Vor dem Hintergrund des Flüchtlingszuzugs stiegen die Baugenehmigungszahlen im ersten Halbjahr 2016 bei Wohnungen in Wohnheimen um 174 Prozent gegenüber dem Vorjahreszeitraum. Hierbei handelte es sich jedoch zu einem großen Teil um Flüchtlingsunterkünfte, die anderen Wohnungssuchenden auf dem freien Markt vorerst nicht zur Verfügung stehen.

Diese Zahlen sind im ersten Halbjahr 2017 um 32 Prozent zurückgegangen und wirken sich entsprechend auf das Gesamtergebnis aus.

Als dritten, zentralen Faktor für die rückläufigen Baugenehmigungszahlen nennt Ibel die derzeitigen politischen Rahmenbedingungen für den Neubau. Dabei verwies der BFW-Präsident auf die aktuelle Konjunkturumfrage unter den BFW-Mitgliedsunternehmen, die für rund 50 Prozent des Wohnungsneubaus in Deutschland zuständig sind.
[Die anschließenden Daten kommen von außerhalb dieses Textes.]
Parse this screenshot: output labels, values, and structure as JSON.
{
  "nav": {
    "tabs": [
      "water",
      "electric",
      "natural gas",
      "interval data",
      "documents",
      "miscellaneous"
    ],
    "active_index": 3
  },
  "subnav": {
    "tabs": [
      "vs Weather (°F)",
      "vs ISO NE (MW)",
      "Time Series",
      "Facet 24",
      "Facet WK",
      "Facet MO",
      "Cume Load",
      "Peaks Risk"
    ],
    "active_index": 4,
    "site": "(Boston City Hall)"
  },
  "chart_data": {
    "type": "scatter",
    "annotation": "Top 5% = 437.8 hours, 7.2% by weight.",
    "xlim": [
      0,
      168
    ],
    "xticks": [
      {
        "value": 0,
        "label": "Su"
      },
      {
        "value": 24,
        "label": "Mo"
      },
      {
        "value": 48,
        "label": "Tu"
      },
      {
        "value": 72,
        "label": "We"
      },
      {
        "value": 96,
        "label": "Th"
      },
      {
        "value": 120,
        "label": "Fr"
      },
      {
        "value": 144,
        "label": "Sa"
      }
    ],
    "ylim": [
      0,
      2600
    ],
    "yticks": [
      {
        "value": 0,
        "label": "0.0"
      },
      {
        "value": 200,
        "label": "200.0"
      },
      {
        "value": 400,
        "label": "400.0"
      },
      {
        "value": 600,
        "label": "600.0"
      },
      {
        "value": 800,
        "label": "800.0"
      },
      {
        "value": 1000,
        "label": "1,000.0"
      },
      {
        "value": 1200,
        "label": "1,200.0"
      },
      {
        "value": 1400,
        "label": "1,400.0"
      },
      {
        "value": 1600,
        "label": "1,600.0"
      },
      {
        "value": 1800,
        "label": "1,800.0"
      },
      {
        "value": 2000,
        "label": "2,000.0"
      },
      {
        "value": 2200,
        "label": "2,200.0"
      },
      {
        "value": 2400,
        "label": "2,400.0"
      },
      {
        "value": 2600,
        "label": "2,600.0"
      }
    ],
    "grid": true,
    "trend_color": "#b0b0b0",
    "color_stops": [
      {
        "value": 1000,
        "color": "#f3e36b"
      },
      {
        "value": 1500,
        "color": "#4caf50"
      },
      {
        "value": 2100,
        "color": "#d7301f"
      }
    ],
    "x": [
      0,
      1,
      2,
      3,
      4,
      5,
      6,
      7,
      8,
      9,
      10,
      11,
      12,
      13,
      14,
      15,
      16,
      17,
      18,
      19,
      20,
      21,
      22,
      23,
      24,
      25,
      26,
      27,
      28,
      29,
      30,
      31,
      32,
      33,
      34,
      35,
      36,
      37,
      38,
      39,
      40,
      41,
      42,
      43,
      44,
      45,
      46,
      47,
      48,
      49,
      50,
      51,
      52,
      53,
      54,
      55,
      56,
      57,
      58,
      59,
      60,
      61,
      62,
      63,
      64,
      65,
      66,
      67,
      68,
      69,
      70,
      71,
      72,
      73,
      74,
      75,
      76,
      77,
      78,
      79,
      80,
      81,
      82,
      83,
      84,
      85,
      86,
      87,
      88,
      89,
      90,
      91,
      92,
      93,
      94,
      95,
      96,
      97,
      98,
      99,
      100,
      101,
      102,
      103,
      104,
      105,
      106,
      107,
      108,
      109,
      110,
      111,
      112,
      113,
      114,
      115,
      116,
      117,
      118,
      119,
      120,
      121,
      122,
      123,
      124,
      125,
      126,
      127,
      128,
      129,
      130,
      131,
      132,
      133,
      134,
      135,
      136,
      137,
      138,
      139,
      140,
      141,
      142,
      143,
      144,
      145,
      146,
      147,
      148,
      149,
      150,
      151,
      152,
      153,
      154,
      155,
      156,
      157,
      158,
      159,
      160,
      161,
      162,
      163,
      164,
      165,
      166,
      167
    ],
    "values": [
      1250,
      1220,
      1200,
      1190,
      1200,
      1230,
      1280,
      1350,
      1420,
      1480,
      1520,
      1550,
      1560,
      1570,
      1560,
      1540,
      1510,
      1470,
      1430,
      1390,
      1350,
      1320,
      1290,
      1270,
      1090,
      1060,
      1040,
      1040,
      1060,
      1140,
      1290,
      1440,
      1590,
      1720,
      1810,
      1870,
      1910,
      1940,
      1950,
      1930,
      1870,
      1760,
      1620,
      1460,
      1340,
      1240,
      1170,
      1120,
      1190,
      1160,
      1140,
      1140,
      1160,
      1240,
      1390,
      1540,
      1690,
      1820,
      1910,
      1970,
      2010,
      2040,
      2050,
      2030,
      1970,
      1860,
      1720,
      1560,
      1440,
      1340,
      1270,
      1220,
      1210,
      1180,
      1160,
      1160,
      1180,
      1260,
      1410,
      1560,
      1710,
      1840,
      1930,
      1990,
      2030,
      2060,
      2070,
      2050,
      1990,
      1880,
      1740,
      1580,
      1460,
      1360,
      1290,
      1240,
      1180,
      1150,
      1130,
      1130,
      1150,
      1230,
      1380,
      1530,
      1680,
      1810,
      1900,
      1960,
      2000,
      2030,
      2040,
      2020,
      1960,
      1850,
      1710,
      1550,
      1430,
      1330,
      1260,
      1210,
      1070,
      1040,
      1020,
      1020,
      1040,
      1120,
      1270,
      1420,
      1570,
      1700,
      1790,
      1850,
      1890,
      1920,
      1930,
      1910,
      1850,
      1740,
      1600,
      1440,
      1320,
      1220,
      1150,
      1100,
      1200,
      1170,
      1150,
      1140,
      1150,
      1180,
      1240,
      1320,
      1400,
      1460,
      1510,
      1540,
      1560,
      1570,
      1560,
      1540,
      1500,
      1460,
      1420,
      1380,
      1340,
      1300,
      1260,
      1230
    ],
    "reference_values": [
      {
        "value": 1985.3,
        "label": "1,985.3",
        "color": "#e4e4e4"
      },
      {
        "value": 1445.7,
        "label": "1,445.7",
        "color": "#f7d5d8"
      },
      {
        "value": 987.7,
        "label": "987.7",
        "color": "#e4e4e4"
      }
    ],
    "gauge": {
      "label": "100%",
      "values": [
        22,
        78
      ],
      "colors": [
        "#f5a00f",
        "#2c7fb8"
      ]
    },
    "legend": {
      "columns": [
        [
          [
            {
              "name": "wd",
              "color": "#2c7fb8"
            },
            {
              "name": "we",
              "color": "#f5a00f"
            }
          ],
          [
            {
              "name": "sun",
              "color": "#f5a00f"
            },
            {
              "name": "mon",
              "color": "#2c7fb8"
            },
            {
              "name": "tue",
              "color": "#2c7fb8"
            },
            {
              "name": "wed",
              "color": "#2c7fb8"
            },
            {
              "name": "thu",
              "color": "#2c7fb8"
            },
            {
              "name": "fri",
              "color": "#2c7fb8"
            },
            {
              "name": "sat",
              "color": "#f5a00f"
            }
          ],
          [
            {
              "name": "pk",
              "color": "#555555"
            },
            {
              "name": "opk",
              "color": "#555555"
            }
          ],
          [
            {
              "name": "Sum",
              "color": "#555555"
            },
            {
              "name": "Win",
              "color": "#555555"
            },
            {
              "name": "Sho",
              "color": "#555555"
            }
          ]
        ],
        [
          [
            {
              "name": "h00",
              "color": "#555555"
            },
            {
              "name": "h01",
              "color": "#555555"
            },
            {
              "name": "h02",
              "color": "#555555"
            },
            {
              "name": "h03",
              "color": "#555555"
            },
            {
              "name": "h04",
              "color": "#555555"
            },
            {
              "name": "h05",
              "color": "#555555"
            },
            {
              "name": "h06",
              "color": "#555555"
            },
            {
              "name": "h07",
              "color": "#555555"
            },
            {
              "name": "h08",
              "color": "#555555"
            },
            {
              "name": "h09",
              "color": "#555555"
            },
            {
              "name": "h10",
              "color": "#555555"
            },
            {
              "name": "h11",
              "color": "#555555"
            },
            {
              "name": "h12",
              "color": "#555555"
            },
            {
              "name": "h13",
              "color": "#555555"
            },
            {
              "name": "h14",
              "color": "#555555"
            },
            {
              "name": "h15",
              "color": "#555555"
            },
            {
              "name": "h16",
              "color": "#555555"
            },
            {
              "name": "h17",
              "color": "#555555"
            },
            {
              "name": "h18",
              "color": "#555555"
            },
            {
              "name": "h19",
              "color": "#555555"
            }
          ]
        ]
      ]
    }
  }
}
„60 Prozent aller Befragten haben festgestellt, dass sich die Rahmenbedingungen für den Neubau im vergangenen Jahr weiter verschlechtert haben. Als Gründe nennen die Unternehmen den Baulandmangel, die administrativen Hürden und bauordnungsrechtliche Kostentreiber.“ Die Finanzierung, insbesondere das niedrige Zinsumfeld, ist laut den Befragten der einzig wirkliche Aspekt unter den Rahmenbedingungen, der Investitionen in den erforderlichen Neubau unterstützt.

„Ohne entsprechende Impulse für bessere politische Rahmenbedingungen ist ein echter, nachhaltiger Anstieg der Baugenehmigungs- und Baufertigstellungszahlen nicht zu erwarten“, resümierte BFW-Präsident Ibel.

„Um eine Trendwende zu schaffen, müssen Bund, Länder und Kommunen ein ganzes Bündel an Maßnahmen umsetzen: Grundstücken sollten nicht mehr nach Höchstpreisen, sondern nach Konzept-Qualität mit bundesweit einheitlichen Kriterien vergeben werden, damit keine Investorengruppe benachteiligt wird. Das Planungs- und Genehmigungsverfahren muss dringend vereinfacht und beschleunigt werden. Zudem brauchen wir endlich einen Stopp bei der Steuerspirale und wirksame Maßnahmen zur Senkung der Baukosten“, machte Andreas Ibel deutlich.